America is more than capable of protecting and advancing her interests. Our President commands the most powerful military known to human history.

 A draft, then, must be based on promoting the general welfare. In this case, American wants its young men and women to be instilled with an ethos of service and collective responsibility.

However it’s described, the formula is basically the same: this formative experience will tie together each group of heretofore unrelated peers, forging a grand community in the finest tradition of the American Melting Pot.

 But is the main effect of instigating compulsory service? Or is it a desirable by-product of an otherwise dangerous policy?

Forcing people to partake in something against their will should be considered a necessary evil. Having the governmental machinery to conscript young people is problematic for any rational American. It is a last resort, not a civic medicine.

 It has been 238 years since the beginning of the Revolutionary War, and the fighting that birthed the United States.

We have imposed drafts for a total of 40 years, just 17% of our history.
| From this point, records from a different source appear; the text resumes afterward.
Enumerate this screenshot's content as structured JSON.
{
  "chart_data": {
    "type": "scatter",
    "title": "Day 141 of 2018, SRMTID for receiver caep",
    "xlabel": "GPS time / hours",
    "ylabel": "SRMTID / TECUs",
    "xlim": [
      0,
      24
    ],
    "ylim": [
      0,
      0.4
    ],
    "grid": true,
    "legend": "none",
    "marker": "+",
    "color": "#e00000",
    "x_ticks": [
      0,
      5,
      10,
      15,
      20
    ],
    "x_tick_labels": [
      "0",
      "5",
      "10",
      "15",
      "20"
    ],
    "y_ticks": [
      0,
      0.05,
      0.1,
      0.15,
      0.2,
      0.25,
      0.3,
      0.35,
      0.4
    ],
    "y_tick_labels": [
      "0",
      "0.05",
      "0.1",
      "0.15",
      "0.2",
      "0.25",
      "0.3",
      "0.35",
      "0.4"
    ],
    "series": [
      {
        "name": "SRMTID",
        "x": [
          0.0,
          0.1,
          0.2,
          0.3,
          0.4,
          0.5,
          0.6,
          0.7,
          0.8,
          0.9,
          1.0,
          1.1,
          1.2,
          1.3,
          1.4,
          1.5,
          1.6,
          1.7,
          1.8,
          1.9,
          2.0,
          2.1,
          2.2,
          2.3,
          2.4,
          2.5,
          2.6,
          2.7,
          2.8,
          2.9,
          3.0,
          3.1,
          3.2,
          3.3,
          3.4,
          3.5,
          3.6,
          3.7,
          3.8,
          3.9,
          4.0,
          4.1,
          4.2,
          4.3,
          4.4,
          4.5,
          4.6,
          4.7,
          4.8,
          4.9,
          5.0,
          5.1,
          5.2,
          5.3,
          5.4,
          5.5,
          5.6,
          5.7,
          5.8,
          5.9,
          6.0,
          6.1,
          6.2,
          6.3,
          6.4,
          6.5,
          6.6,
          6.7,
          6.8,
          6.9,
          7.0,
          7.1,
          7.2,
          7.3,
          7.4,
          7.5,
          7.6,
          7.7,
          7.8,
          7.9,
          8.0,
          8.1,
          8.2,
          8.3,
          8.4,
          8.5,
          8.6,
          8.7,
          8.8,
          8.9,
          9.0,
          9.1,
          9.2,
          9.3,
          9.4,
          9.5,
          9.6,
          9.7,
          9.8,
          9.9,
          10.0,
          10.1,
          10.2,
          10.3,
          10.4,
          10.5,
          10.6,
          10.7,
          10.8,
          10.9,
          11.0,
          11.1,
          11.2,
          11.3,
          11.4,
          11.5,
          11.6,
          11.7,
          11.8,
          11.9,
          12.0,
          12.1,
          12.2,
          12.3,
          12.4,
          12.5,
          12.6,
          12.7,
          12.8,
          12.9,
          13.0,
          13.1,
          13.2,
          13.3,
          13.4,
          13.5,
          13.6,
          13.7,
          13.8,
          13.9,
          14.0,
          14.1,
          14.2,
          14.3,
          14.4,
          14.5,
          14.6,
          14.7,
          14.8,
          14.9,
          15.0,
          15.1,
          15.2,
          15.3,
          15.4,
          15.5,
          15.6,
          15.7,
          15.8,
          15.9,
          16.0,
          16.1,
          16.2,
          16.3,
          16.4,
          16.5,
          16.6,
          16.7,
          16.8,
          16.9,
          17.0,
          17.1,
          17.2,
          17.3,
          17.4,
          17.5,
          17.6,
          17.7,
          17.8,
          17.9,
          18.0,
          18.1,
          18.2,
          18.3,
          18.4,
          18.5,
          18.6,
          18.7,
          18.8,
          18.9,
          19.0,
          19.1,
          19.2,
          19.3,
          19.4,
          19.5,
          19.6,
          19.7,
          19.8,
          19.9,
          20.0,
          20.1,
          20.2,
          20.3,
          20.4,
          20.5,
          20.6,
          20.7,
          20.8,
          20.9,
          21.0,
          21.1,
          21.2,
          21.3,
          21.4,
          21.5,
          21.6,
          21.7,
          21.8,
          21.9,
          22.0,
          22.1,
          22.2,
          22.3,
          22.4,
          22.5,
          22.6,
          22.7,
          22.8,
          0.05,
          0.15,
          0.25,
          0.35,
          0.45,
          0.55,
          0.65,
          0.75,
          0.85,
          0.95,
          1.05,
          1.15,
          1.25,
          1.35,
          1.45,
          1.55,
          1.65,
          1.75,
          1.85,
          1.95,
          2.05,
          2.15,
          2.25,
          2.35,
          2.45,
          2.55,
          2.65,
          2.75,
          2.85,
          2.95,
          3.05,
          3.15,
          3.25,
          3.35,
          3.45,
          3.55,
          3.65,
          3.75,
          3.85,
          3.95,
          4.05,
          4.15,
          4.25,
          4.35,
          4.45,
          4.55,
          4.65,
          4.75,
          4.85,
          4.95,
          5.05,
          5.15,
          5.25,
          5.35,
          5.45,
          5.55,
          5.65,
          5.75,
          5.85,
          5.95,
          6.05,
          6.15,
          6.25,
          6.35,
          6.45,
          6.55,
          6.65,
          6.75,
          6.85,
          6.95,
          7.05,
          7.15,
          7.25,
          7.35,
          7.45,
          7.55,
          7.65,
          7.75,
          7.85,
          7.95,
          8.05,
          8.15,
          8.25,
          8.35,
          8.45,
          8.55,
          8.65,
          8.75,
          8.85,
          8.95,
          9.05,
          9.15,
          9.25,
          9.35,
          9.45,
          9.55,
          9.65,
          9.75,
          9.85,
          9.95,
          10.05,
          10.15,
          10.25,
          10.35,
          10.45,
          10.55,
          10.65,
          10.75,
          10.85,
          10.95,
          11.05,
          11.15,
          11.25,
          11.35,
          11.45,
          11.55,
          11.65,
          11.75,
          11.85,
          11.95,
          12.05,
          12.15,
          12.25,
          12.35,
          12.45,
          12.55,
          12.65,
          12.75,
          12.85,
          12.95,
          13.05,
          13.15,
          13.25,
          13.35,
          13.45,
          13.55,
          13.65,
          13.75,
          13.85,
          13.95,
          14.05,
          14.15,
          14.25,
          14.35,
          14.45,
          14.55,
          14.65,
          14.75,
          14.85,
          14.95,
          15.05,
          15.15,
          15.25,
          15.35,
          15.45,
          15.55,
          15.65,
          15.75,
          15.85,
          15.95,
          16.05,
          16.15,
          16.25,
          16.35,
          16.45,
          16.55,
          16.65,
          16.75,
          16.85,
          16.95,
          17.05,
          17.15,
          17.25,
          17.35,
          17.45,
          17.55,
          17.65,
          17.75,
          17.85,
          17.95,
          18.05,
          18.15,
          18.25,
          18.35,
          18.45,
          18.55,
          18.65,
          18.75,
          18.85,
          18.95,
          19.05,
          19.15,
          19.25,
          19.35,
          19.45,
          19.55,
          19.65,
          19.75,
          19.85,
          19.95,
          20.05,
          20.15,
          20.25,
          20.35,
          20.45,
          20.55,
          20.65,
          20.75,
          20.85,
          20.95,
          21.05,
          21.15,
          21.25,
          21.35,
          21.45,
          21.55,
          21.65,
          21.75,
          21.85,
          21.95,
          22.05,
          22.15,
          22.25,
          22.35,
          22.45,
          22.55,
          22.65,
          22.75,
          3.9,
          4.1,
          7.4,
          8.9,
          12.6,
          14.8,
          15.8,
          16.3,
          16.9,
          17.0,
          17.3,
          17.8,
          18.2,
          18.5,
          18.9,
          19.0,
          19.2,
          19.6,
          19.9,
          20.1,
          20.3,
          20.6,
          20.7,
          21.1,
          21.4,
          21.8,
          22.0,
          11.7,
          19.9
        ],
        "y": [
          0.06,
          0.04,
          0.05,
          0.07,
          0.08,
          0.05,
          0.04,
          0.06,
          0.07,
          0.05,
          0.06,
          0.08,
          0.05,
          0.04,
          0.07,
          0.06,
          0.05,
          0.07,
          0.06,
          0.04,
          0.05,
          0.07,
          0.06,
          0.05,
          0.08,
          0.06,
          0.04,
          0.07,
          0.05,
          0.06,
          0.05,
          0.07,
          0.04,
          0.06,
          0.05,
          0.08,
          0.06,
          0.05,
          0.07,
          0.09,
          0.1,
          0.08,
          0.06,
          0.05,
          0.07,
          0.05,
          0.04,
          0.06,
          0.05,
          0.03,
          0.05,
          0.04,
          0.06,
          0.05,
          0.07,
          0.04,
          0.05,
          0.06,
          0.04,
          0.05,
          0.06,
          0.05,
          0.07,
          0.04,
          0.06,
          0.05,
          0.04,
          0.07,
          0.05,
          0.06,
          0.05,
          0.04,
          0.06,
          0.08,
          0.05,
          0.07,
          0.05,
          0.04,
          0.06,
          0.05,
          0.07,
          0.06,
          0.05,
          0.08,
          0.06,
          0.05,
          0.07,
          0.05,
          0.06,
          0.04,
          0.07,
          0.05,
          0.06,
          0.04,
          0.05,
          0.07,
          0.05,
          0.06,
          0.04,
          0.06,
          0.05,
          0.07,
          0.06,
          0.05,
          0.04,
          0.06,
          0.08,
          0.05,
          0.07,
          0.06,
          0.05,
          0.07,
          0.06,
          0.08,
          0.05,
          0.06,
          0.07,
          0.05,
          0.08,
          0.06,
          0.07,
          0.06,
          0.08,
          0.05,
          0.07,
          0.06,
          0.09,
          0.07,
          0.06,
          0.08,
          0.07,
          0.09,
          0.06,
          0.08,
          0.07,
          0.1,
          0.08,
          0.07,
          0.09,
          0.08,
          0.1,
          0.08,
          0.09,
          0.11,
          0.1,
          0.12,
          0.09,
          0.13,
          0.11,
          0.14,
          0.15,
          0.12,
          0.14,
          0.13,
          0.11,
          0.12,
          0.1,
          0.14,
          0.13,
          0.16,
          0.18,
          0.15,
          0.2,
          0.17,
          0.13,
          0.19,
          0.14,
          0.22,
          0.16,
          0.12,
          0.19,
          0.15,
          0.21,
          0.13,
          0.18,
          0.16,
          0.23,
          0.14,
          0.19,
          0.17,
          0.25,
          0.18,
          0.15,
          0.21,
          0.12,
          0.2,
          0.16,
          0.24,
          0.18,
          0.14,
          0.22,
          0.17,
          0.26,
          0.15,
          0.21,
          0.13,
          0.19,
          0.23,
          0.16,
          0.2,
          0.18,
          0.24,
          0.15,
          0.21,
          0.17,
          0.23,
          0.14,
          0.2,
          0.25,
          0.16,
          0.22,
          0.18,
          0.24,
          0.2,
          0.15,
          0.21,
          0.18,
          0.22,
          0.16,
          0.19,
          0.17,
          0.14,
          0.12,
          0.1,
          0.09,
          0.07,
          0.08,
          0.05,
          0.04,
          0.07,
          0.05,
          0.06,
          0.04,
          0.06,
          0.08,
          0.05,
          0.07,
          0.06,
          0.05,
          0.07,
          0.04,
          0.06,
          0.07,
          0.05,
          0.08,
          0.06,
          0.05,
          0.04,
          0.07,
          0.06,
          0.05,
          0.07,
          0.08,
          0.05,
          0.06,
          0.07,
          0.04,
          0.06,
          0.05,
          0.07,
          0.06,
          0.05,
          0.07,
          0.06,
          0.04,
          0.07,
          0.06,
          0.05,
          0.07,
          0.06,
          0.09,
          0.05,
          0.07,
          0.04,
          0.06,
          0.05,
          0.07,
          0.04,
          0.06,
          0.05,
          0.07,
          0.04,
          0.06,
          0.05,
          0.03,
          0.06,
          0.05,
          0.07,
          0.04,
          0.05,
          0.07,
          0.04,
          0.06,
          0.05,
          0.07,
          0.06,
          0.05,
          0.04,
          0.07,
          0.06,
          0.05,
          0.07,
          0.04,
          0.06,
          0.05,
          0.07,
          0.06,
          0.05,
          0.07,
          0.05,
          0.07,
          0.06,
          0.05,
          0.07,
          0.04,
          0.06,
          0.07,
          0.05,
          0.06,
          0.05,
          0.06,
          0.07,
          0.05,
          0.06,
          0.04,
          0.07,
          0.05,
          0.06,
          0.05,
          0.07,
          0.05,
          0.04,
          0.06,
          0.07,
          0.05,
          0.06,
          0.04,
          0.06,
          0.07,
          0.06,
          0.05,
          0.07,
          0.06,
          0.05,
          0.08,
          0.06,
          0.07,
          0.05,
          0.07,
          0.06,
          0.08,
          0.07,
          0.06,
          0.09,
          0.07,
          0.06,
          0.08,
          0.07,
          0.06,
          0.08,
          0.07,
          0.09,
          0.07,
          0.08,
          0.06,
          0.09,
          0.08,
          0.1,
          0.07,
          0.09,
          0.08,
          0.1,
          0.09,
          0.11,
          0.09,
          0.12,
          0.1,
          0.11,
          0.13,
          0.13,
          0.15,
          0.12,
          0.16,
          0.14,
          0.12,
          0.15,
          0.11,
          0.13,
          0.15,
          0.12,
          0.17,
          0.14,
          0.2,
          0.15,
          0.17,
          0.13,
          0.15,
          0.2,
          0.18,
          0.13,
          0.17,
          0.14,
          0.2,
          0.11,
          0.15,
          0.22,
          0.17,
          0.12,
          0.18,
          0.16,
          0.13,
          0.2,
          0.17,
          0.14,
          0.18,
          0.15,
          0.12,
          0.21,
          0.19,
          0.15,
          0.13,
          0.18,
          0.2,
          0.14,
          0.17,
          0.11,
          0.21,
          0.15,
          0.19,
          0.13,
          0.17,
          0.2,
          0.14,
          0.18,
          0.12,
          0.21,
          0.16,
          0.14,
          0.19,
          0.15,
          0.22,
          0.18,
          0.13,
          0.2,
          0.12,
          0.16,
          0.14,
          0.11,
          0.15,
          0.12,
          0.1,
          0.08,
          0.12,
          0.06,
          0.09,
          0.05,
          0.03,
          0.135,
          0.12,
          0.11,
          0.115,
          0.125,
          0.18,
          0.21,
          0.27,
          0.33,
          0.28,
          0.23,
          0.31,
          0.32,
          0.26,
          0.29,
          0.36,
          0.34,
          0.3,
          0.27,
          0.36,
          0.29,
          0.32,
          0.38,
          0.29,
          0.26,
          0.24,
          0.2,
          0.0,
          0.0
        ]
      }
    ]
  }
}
Conscription is not an American tradition. Consider too that almost all of the draft years when we used conscription took place between 1940 and 1973, when World War II and then the Cold War gave us justification for maintaining a larger standing military. This policy was changed under President Nixon, much to his credit, kicking off the evolution and professionalization of America’s military during the 1970s and 80s.

Since then, we have called upon the armed forces to accomplish difficult tasks in dangerous places time and time again.